Broadcast History - March 24

Broadcast History - March 24

Postby jon » Wed Mar 24, 2021 12:29 pm

A quiet day in Western Canada broadcasting history, so we look to the U.S. for our stories today:

In 1925, KSL Salt Lake City signed on for the first time. The station still has a great signal all across the West, with 50,000 watts on 1160 KHz, non-directional both day and night. The only other U.S. station with much power on the frequency at night is WYLL Chicago, formerly WJJD, but even its 50,000 watts are directional both day and night to protect KSL. During the 1960s, KSL was the most distant station that could be heard at high noon in Vancouver. Graveyard shift workers, insomniacs and DX'ers bored by the overnight reception conditions often tuned into The Herb Jepko Nightcap Show. Unlike other phone-in shows of the day, there was no assigned topic. Callers just spoke about what was on their mind. A music box would go off after five minutes to remind callers that they had reached their station-imposed limit on conversation. Jepko passed away in 1995, having just celebrated his 64th birthday. Over the years he had spent much of what little he was paid in his glory years, to try and continue the show long after its time had past. I always enjoyed his shows, despite my life-long hate for phone-in talk shows.


In 1997, Carroll James died in Silver Springs, Maryland. He had been CJ the DJ at WHAG Hagerstown, Maryland, and WWDC Washington, D.C. Born on July 21, 1936, CJ claims to have been the first to play a Beatles record on U.S. radio or television. He had a B.O.A.C. stewardess bring over the record from England.
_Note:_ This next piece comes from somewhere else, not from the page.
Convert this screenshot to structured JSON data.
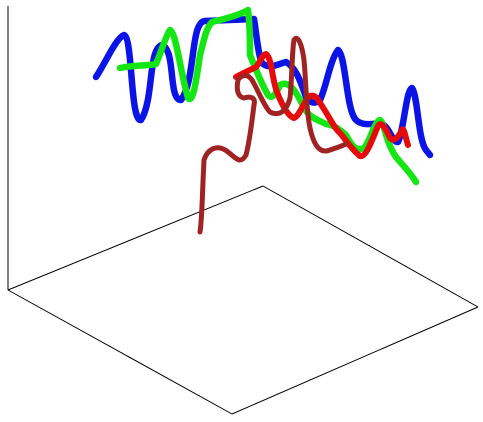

In 2005, Jim Rogers died at age 64. He had hosted programs on WCCO Minneapolis from 1982 to 1994. WCCO was one of the original 1-A Clear Channel stations until the 1970s, with 50,000 watts non-directional. When they were off the air all night Sunday nights for transmitter maintenance during the 1960s, stations in Honolulu and Japan were often heard in Vancouver on the frequency, though the Japanese station would often reappear well after sunrise, after WCCO had faded out.